Parità di genere, lo Stato investe lo 0,5% del bilancio per ridurre le diseguaglianze

Su una spesa complessiva del bilancio dello Stato che per il 2023 ammonta a 1.032 miliardi, la spesa diretta a ridurre le disuguaglianze di genere è stata pari a 5,87 miliardi (0,57%) secondo i dati di pre-consuntivo della Ragioneria generale dello Stato, presentati in Parlamento dalla sottosegretaria al Mef, Lucia Albano, nel corso di un’audizione sulla relazione sul bilancio di genere allegata al Bilancio 2024. Questo dato è a frontte di 860 miliardi di spese considerate ‘neutrali’ o ‘da approfondire’ rispetto al genere (l’83%) e a 166 miliardi ‘sensibili’ al genere (16%). Dai dati contenuti nel documento presentato dalla sottosegretaria alle commissioni Bilancio, per il 2025 e 2026 il dato si assesterà a poco più di 6 miliardi (rispettivamente lo 0,58% e lo 0,56% del totale).

L’aumento previsto per il 2024

C’è da dire che non è facile ‘scattare una fotografia’ precisa della situazione tramite la riclassificazione delle spese di bilancio (che è stata introdotta con il Pnrr) che è una metodologia in corso di affinamento ma il dato restituisce l’ordine di grandezza. Comunque, l’entità delle risorse stanziate per le misure a contrasto della disuguaglianza di genere è stato rivendicato da Albano.

Pur riconoscendo che la cifra «rimane modesta come quantità rispetto al totale», ha sottolineato che c’è stato un «aumento molto importante” in valori assoluti rispetto ai 4 miliardi iscritti nel Bilancio 2022, non solo in relazione al 2023 ma considerando che per il 2024 la spesa prevista salirà a 6,6 miliardi (0,60%) grazie a una serie di azioni poste in essere dal Governo, in particolare l’abbattimento dei contributi per le donne con figli».

A questo, ha rilevato, si aggiunge “l’effetto-leva” degli stanziamenti che quindi hanno «generato un beneficio decisamente più elevato: partiamo da 2 miliardi per arrivare a 16 miliardi di effetto positivo».
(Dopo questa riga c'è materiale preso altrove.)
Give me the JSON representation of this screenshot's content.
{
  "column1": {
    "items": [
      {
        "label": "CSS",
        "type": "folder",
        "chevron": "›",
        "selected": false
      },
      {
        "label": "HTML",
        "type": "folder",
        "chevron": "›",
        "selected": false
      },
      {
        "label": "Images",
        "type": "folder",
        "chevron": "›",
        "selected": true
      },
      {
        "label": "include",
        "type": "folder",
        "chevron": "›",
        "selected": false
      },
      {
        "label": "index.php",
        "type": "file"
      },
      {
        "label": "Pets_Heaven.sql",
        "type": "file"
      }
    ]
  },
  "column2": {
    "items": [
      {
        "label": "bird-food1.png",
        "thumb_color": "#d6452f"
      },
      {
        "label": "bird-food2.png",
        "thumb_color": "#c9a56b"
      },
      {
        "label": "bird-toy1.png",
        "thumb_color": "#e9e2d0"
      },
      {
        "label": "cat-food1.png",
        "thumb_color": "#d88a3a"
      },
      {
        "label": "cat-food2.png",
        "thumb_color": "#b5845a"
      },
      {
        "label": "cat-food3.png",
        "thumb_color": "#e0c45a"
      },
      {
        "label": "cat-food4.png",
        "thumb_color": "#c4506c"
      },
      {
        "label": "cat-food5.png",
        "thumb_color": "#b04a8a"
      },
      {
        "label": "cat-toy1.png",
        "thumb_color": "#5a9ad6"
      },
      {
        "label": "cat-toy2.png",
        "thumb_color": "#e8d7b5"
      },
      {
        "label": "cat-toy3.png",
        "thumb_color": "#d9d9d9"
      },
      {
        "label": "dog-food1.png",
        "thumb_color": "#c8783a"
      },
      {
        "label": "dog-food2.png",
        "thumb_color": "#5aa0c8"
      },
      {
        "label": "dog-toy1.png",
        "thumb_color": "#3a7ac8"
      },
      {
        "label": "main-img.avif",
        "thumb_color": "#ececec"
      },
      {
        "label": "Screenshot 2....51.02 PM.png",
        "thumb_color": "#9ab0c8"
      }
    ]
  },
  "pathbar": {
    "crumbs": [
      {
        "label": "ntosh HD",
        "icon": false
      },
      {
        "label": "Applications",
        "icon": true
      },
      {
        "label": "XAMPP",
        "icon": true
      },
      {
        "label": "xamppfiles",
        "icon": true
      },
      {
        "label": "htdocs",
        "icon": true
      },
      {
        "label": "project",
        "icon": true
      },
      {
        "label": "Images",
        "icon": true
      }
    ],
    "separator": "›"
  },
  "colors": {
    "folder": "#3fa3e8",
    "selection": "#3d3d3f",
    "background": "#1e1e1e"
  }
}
Disoccupazione, conciliazione e rischio povertà

Quanto a una immagine più complessiva del divario di genere riportata dalla relazione allegata al Bilancio, bisogna dire che molti dati si riferiscono al 2022 e sono quindi superati da altri più recenti. Però emerge la conferma di alcune linee di tendenza: c’è una crescita del tasso di occupazione femminile in Italia che supera l’asticella del 50%, anche se resta lontano dal quasi 65% della media Ue.

Dall’aggiornamento elaborato dalla Rgs e riportato da Albano, risulta inoltre che dal 2020 al 2023 l’aumento dell’occupazione è guidato dalle donne nella fascia di età tra i 50 e i 64 anni mentre si registra una riduzione nella fascia 35-49 anni. Confermata anche la penalizzazione per le donne con figli, soprattutto nella fascia di età 35-44 anni. Anche se su questo punto la rappresentante del Mef ha rilevato che c’è una aspettativa di miglioramento nel 2024: l’occupazione delle donne con figli dovrebbe beneficiare dell’impatto atteso dalle misure della legge di Bilancio di quest’anno, a partire proprio dall’esonero contributivo del 100% per le lavoratrici dipendenti a tempo indeterminato con 3 o più figli (che per il solo 2024 spetta anche per le donne con 2 figli). A ciò si aggiunge l’incremento del bonus asilo nido e della misura del congedo parentale entro i sei anni del bambino.

«Le risorse stanziate – ha ricordato – vanno da 567 milioni a 682 milioni». Infine altri due aspetti: resta ancora “rilevante” il divario di genere nella conciliazione vita-lavoro, anche se in lieve miglioramento sul versante dei congedi parentali; e per le donne (di tutte le fasce d’età) si registra un maggiore rischio di povertà, anche se rispetto alla povertà assoluta c’è una pari incidenza percentuale (9,7%) per donne e uomini.